If there were one overqualified assistant coach in the game of volleyball, Rod Wilde would be it. Reading through his bio alone makes him overqualified on paper, but watching him on the court proves just how knowledgeable and passionate he is about the game.
The UW women’s volleyball program is lucky to have such a prominent name in volleyball history helping to teach what it takes to win. Wilde has had his share of victories throughout his career. In fact, since the first time he played volleyball, he has brought nothing but victories wherever he goes.
Growing up in Fort Dodge, Iowa, Wilde was saturated with volleyball. Having a mother and father who coached both at the high-school and YMCA level, there was no way he could avoid it.
“The Wilde bunch all played volleyball together, and early on I decided I wanted to see how far I could go in the sport,” Wilde said. “Volleyball wasn’t big in Iowa for boys, so I started out at the recreational level at the YMCA playing for my dad’s team.”
Wilde next became a setter on his mother’s volleyball team. Referring to himself as “peanut,” setting was the only position that would allow him a spot on the court. He didn’t have the height, but he had the competitive drive inherited from his father to take on the leadership role of setter.
Wilde attended college at Pepperdine University in California on a volleyball scholarship when men’s volleyball was more popular than men’s basketball. Each year he started, and each year the Waves went to the NCAA tournament. He was a three-time All-American, and in 1978, his senior year, he sent the Waves to the NCAA championship. Until Wilde came to Pepperdine, the Waves had never gone to the final four.
After college Wilde knew that he wanted to keep on playing.
“The opportunity came to play for a professional team called the IVA (International Volleyball Association), and they had a bunch of teams that focused primarily in the West Coast,” Wilde said. “I played two years for the Tuscan Sky, and we won the championship my rookie year.”
After dominating both in college and on the professional level, Wilde took the next step and went to try out for the 1984 men’s Olympic volleyball team. Six weeks after making the final cut, he broke his leg in Russia. The Olympics were in nine weeks, and it wasn’t enough time for his leg to heal.

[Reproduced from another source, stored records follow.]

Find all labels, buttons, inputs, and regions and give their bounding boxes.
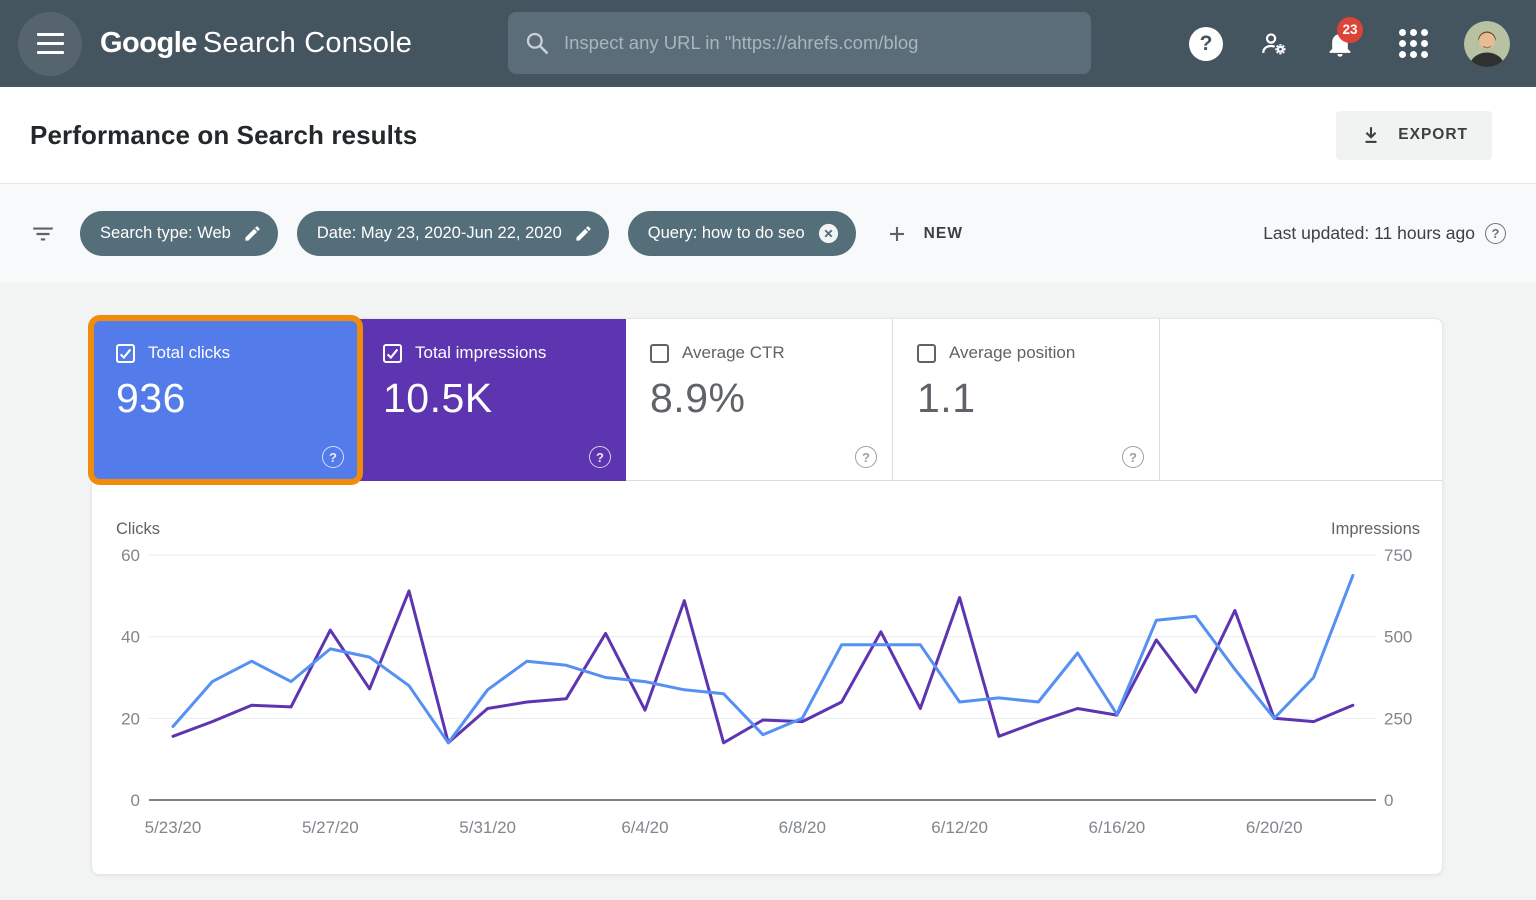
new-filter-button[interactable]: NEW — [885, 222, 963, 246]
x-tick-label: 6/8/20 — [779, 818, 826, 837]
user-avatar[interactable] — [1464, 21, 1510, 67]
title-bar: Performance on Search results EXPORT — [0, 87, 1536, 184]
apps-grid-icon — [1399, 29, 1428, 58]
x-tick-label: 6/20/20 — [1246, 818, 1303, 837]
right-axis-title: Impressions — [1331, 520, 1420, 538]
user-settings-icon — [1259, 30, 1289, 58]
checkbox-average-position[interactable] — [917, 344, 936, 363]
metric-value: 10.5K — [383, 375, 602, 422]
chart-area: Clicks Impressions 0 0 20 250 40 500 60 750 5/23/2… — [92, 517, 1442, 882]
apps-grid-button[interactable] — [1399, 29, 1428, 58]
right-tick-label: 0 — [1384, 791, 1393, 810]
chip-label: Search type: Web — [100, 224, 231, 243]
edit-pencil-icon[interactable] — [574, 224, 593, 243]
date-range-chip[interactable]: Date: May 23, 2020-Jun 22, 2020 — [297, 211, 609, 256]
query-chip[interactable]: Query: how to do seo — [628, 211, 856, 256]
checkbox-total-clicks[interactable] — [116, 344, 135, 363]
search-type-chip[interactable]: Search type: Web — [80, 211, 278, 256]
right-tick-label: 500 — [1384, 628, 1412, 647]
download-icon — [1360, 124, 1382, 146]
left-tick-label: 40 — [121, 628, 140, 647]
checkmark-icon — [386, 347, 399, 360]
search-input[interactable] — [564, 32, 1075, 54]
x-tick-label: 5/31/20 — [459, 818, 516, 837]
new-filter-label: NEW — [924, 225, 963, 243]
performance-card: Total clicks936?Total impressions10.5K?A… — [91, 318, 1443, 875]
app-logo[interactable]: GoogleSearch Console — [100, 27, 412, 60]
metric-value: 1.1 — [917, 375, 1135, 422]
logo-google: Google — [100, 27, 197, 59]
x-tick-label: 6/16/20 — [1089, 818, 1146, 837]
left-tick-label: 20 — [121, 709, 140, 728]
edit-pencil-icon[interactable] — [243, 224, 262, 243]
page-title: Performance on Search results — [30, 120, 417, 151]
metric-value: 936 — [116, 375, 335, 422]
metric-label: Average CTR — [682, 343, 785, 363]
right-tick-label: 250 — [1384, 709, 1412, 728]
filter-bar: Search type: Web Date: May 23, 2020-Jun 2… — [0, 184, 1536, 283]
last-updated: Last updated: 11 hours ago ? — [1263, 223, 1506, 244]
metric-help-icon[interactable]: ? — [1122, 446, 1144, 468]
performance-chart[interactable]: Clicks Impressions 0 0 20 250 40 500 60 750 5/23/2… — [92, 517, 1444, 877]
metric-label: Average position — [949, 343, 1075, 363]
logo-search-console: Search Console — [203, 27, 412, 59]
metric-value: 8.9% — [650, 375, 868, 422]
app-header: GoogleSearch Console ? 23 — [0, 0, 1536, 87]
export-button[interactable]: EXPORT — [1336, 111, 1492, 160]
hamburger-icon — [37, 33, 64, 54]
filter-button[interactable] — [30, 221, 56, 247]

The ’84 Olympics marked the first time men’s volleyball won a gold medal, and it was a huge breakthrough for the sport.
“I didn’t actually get to play in the ’84 Olympics, and we won the gold medal,” Wilde said. “All the big names that you hear in men’s volleyball were on that team, and after the Olympics they stayed together, and I started to move toward coaching. Since I was around the game so much growing up it helped me decide where I wanted to go with the sport, and I found that I wanted to go into coaching.”
Coach Wilde has coached just about every team in the world of volleyball. He returned to Pepperdine as the men’s head coach from 1985 to 1987, and in 1986 he led his team to the NCAA championship. After achieving that goal he moved to UC-San Diego to be the men’s coach from 1991 to 1993. He made his move into women’s volleyball in 1985 when he coached at Drake University. Now as an assistant for the Badgers, he intends to stay settled and lead this team to a championship.
“I have won a national championship as a player and as a men’s coach at Pepperdine, and now I want to win a national championship with women, and I would be the only person to have done each of these categories,” Wilde said.
Wilde thought Wisconsin would be the perfect place to accomplish this goal due to the fact that the Badgers’ program was growing strong and that he also knew people on the staff that he would enjoy working with. Head coach Pete Waite, the other assistant coach Christy Johnson and Wilde complement each other, and all have different coaching roles. Wilde would compare his role to that of a firecracker.
“I have red hair, and it comes through on the court. I am very intense and competitive, and I think I balance out the other coaches,” Wilde said. “Christy takes on the motherly role, and Pete takes on the head coaching role, and I am there to fill in what the team needs.”
The players would agree that coach Wilde brings a fiery personality to the team and teaches them more about the game.
“He is very knowledgeable about the game, so after everything you do he can say something, whether it is a body movement or thinking about something a different way,” senior setter Morgan Shields said.